Practitioners, however, in these professions have, upon many occasions, brought to light facts of importance in the animal oeconomy, which could only be discovered while the human body was labouring under disease; and those have been distinguished with a place in the Philosophical Transactions.

As every change the blood undergoes must appear an object of importance to those who study the oeconomy of animals, I am induced to believe the present observations on the change produced on it by being mixed with the urine, will not be considered as wholly undeserving of notice.

I was led to pay attention to this subject from considering the following case, which came under my care.

A gentleman, seventy-one years of age, in the spring 1795, found that in making water, the urine had the appearance of [2]blood, and congealed into a solid mass as soon as received into the vessel. This complaint appeared to have arisen from the rupture of a vessel in one of the kidneys, for he had a pain in his loins, but none in the region of the bladder. He seemed to void no water, for the whole quantity which was expelled at any one time, amounting to about 4 ounces, formed itself into a coagulum; next day he voided bloody water, which did not coagulate. This continued for three or four days, and then went entirely off.

In the spring, 1796, he had a return of the same complaint. It came on in the evening of the 3d of April; on the 4th it was very violent; and in the afternoon there was a total suppression. A catheter was passed six or seven times; but the oval holes near the end of the instrument were always filled with coagulated blood, and no urine could be drawn off. On the 5th, a larger catheter was passed, with small round holes, less likely to have the coagulum entangled in them, but no urine came away. In the evening it was introduced again, having its cavity completely lined with a flexible gum catheter, which was withdrawn as soon as the instrument was carried to the fundus of the bladder; and in this way 4 ounces of a bloody fluid were drawn off, which on exposure coagulated.

On the morning of the 6th, a pint of bloody urine was drawn off; this operation was repeated three times in the twenty-four hours, and the same quantity was brought away each time.

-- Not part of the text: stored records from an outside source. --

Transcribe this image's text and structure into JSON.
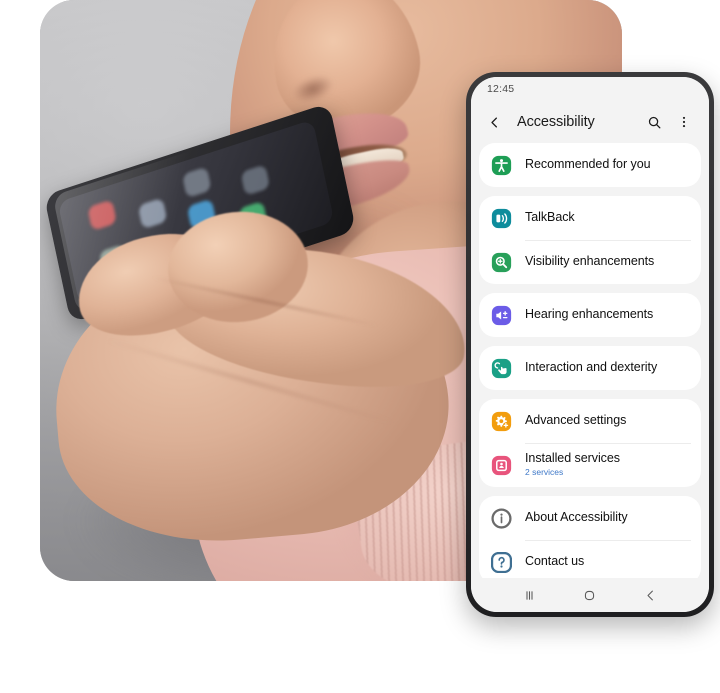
{
  "photo": {
    "alt": "Woman speaking into a smartphone held near her mouth",
    "background_color": "#b0b0b3",
    "sweater_color": "#e9bcb3",
    "skin_color": "#dcb096"
  },
  "phone": {
    "frame_color": "#2c2c2e",
    "screen_background": "#f3f3f3",
    "card_background": "#ffffff",
    "statusbar": {
      "time": "12:45"
    },
    "appbar": {
      "back_icon": "chevron-left-icon",
      "title": "Accessibility",
      "search_icon": "search-icon",
      "menu_icon": "more-vertical-icon"
    },
    "groups": [
      {
        "items": [
          {
            "label": "Recommended for you",
            "sub": "",
            "icon": "accessibility-person-icon",
            "icon_color": "#1e9e55"
          }
        ]
      },
      {
        "items": [
          {
            "label": "TalkBack",
            "sub": "",
            "icon": "talkback-speaker-icon",
            "icon_color": "#0e8c9c"
          },
          {
            "label": "Visibility enhancements",
            "sub": "",
            "icon": "magnifier-icon",
            "icon_color": "#28a05a"
          }
        ]
      },
      {
        "items": [
          {
            "label": "Hearing enhancements",
            "sub": "",
            "icon": "volume-icon",
            "icon_color": "#6b5ce7"
          }
        ]
      },
      {
        "items": [
          {
            "label": "Interaction and dexterity",
            "sub": "",
            "icon": "hand-touch-icon",
            "icon_color": "#1aa086"
          }
        ]
      },
      {
        "items": [
          {
            "label": "Advanced settings",
            "sub": "",
            "icon": "gear-plus-icon",
            "icon_color": "#f29d0e"
          },
          {
            "label": "Installed services",
            "sub": "2 services",
            "icon": "installed-services-icon",
            "icon_color": "#e8547c"
          }
        ]
      },
      {
        "items": [
          {
            "label": "About Accessibility",
            "sub": "",
            "icon": "info-icon",
            "icon_color": "#6b6b6b"
          },
          {
            "label": "Contact us",
            "sub": "",
            "icon": "question-icon",
            "icon_color": "#3f6f92"
          }
        ]
      }
    ],
    "navbar": {
      "recents_icon": "recents-icon",
      "home_icon": "home-circle-icon",
      "back_icon": "nav-back-icon"
    },
    "accent_color": "#3e78c8"
  }
}
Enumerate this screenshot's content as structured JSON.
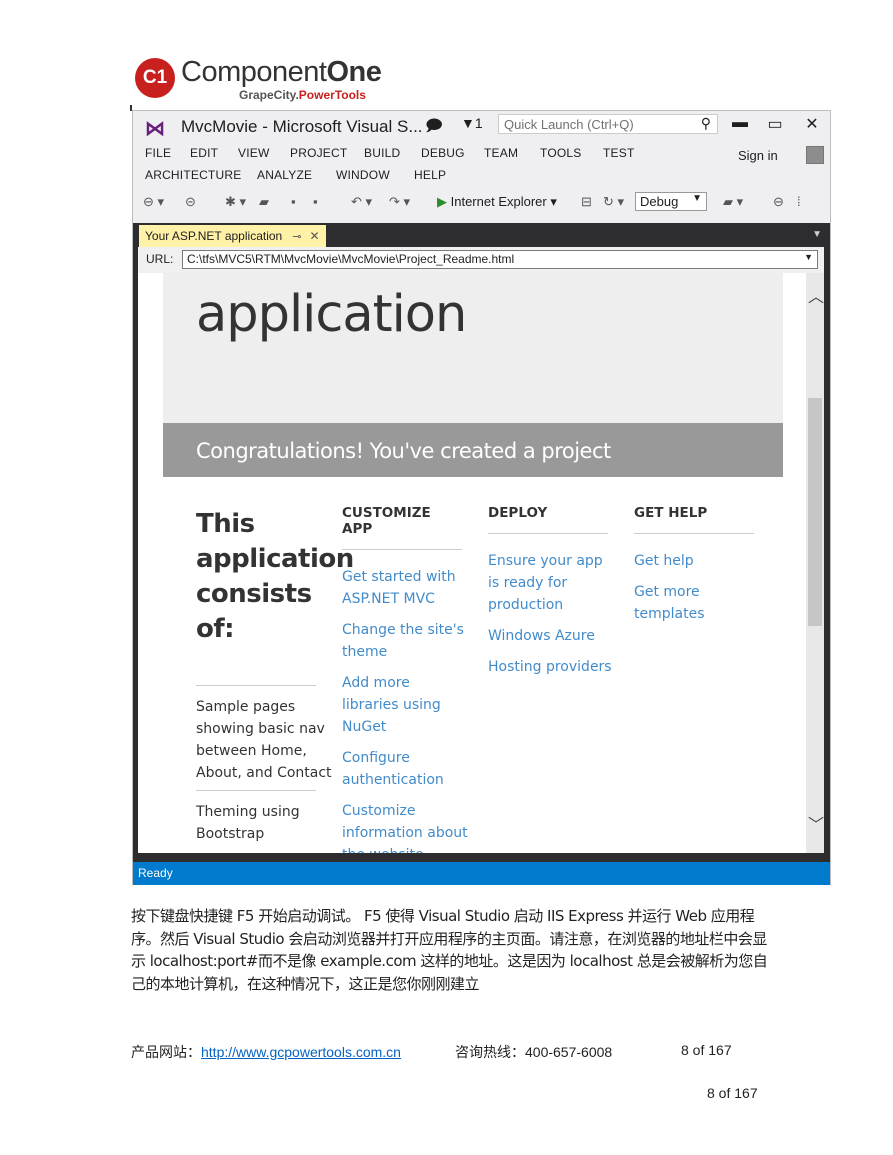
{
  "logo": {
    "badge": "C1",
    "name_regular": "Component",
    "name_bold": "One",
    "sub_regular": "GrapeCity.",
    "sub_brand": "PowerTools"
  },
  "vs": {
    "title": "MvcMovie - Microsoft Visual S...",
    "filter_count": "1",
    "quick_launch_placeholder": "Quick Launch (Ctrl+Q)",
    "menu_row1": [
      "FILE",
      "EDIT",
      "VIEW",
      "PROJECT",
      "BUILD",
      "DEBUG",
      "TEAM",
      "TOOLS",
      "TEST"
    ],
    "menu_row2": [
      "ARCHITECTURE",
      "ANALYZE",
      "WINDOW",
      "HELP"
    ],
    "sign_in": "Sign in",
    "run_target": "Internet Explorer",
    "config": "Debug",
    "doc_tab": "Your ASP.NET application",
    "url_label": "URL:",
    "url": "C:\\tfs\\MVC5\\RTM\\MvcMovie\\MvcMovie\\Project_Readme.html",
    "status": "Ready"
  },
  "page": {
    "jumbo_title": "application",
    "congrats": "Congratulations! You've created a project",
    "intro_heading": "This application consists of:",
    "intro_items": [
      "Sample pages showing basic nav between Home, About, and Contact",
      "Theming using Bootstrap"
    ],
    "columns": [
      {
        "heading": "CUSTOMIZE APP",
        "links": [
          "Get started with ASP.NET MVC",
          "Change the site's theme",
          "Add more libraries using NuGet",
          "Configure authentication",
          "Customize information about the website"
        ]
      },
      {
        "heading": "DEPLOY",
        "links": [
          "Ensure your app is ready for production",
          "Windows Azure",
          "Hosting providers"
        ]
      },
      {
        "heading": "GET HELP",
        "links": [
          "Get help",
          "Get more templates"
        ]
      }
    ]
  },
  "document": {
    "paragraph": "按下键盘快捷键 F5 开始启动调试。 F5 使得 Visual Studio 启动 IIS Express 并运行 Web 应用程序。然后 Visual Studio 会启动浏览器并打开应用程序的主页面。请注意，在浏览器的地址栏中会显示 localhost:port#而不是像 example.com 这样的地址。这是因为 localhost 总是会被解析为您自己的本地计算机，在这种情况下，这正是您你刚刚建立",
    "footer_site_label": "产品网站：",
    "footer_site_url": "http://www.gcpowertools.com.cn",
    "footer_hotline": "咨询热线：400-657-6008",
    "footer_page": "8 of 167",
    "page_number": "8 of 167"
  }
}
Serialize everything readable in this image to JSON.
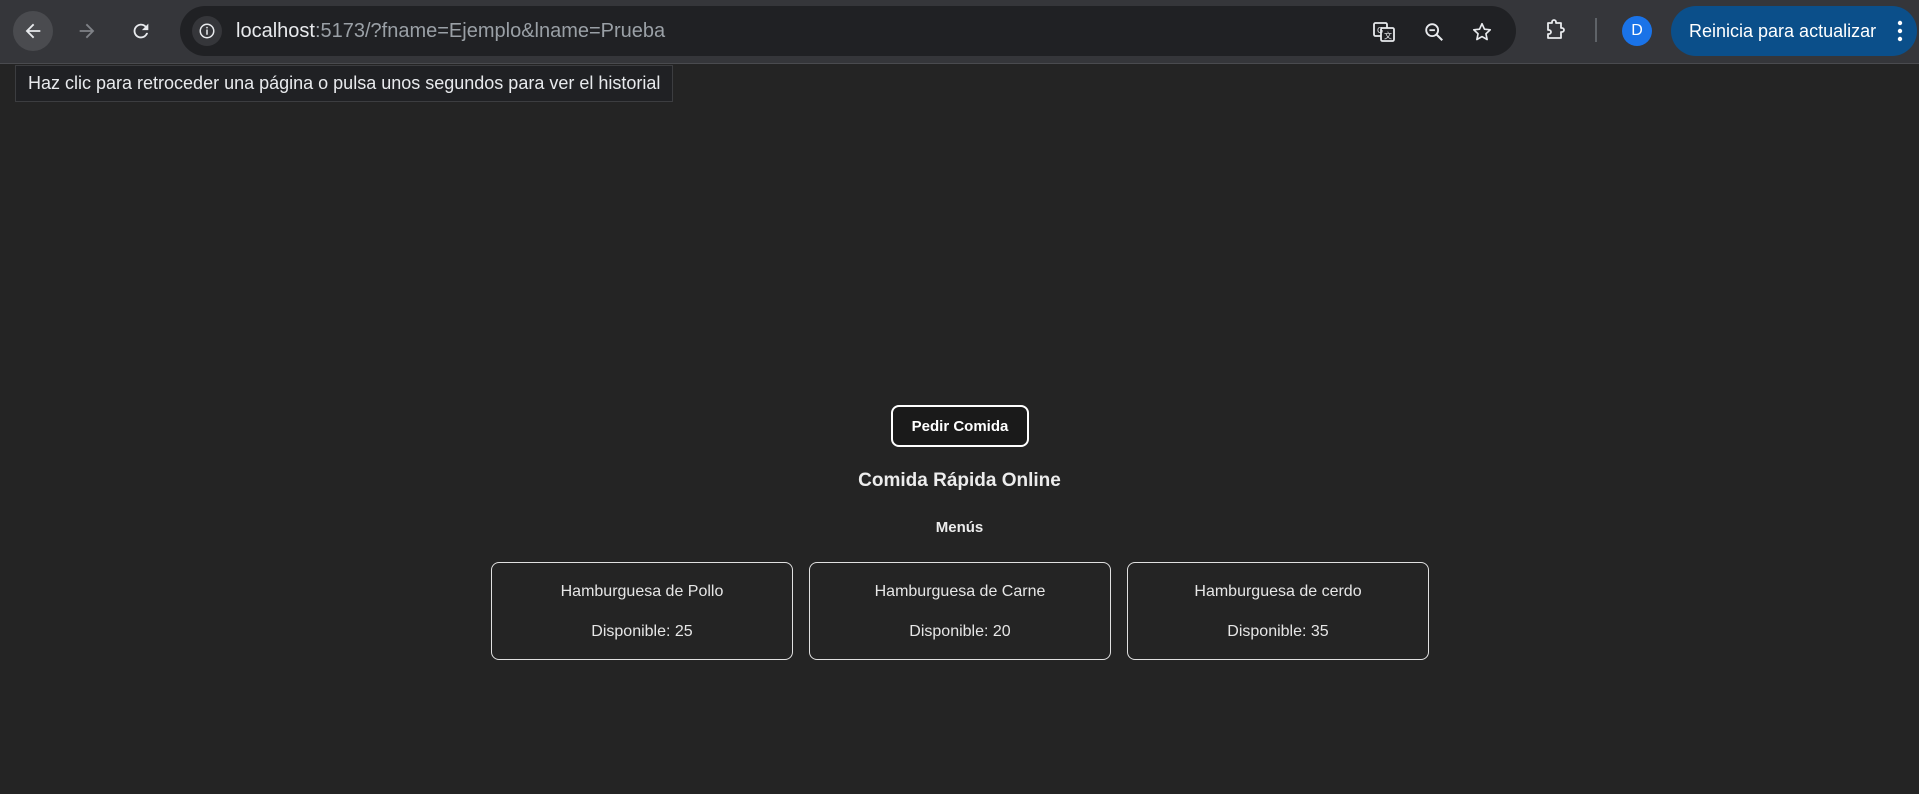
{
  "browser": {
    "url_host": "localhost",
    "url_rest": ":5173/?fname=Ejemplo&lname=Prueba",
    "profile_initial": "D",
    "update_label": "Reinicia para actualizar",
    "back_tooltip": "Haz clic para retroceder una página o pulsa unos segundos para ver el historial",
    "icons": [
      "back-arrow-icon",
      "forward-arrow-icon",
      "reload-icon",
      "site-info-icon",
      "translate-icon",
      "zoom-icon",
      "bookmark-star-icon",
      "extensions-icon",
      "more-vert-icon"
    ]
  },
  "app": {
    "order_button": "Pedir Comida",
    "title": "Comida Rápida Online",
    "menus_heading": "Menús",
    "menus": [
      {
        "name": "Hamburguesa de Pollo",
        "available": "Disponible: 25"
      },
      {
        "name": "Hamburguesa de Carne",
        "available": "Disponible: 20"
      },
      {
        "name": "Hamburguesa de cerdo",
        "available": "Disponible: 35"
      }
    ]
  },
  "colors": {
    "page_background": "#242424",
    "toolbar_background": "#35363a",
    "update_button": "#0b4f8a",
    "avatar": "#1a73e8"
  }
}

On the 7th, the urine drawn off was less tinged with blood; and when it was allowed to stand, the upper part became tolerably clear. There was little change in the circumstances for six days; but on the 13th the urine drawn off was of a darker red colour, and in smaller quantity. On the 16th, the [3]colour was more of a light brown, and after standing some time, a whitish powder was deposited; the urine drawn off in the morning upon getting up, was nearly of the natural appearance, but that brought away in the course of the day, had a deeper tinge, and more of the white sediment. It is also to be remarked, that the sediment evidently passed off only with the last part of the urine. On the 19th, the urine was tolerably clear, and the white sediment more completely separated, and in greater quantity. In the course of the might, while lying in bed, the patient voided naturally in many different attempts, 4 ounces of water, but could not make any when up. The urine now continued clear from any tinge, but no more passed without the catheter being introduced, till the 28th, when he again made some water naturally, but could not completely empty the bladder; on the 29th, the quantity which required being drawn off was less; and by the 5th of May he made water as usual, at which time the sediment began to diminish, and gradually disappeared.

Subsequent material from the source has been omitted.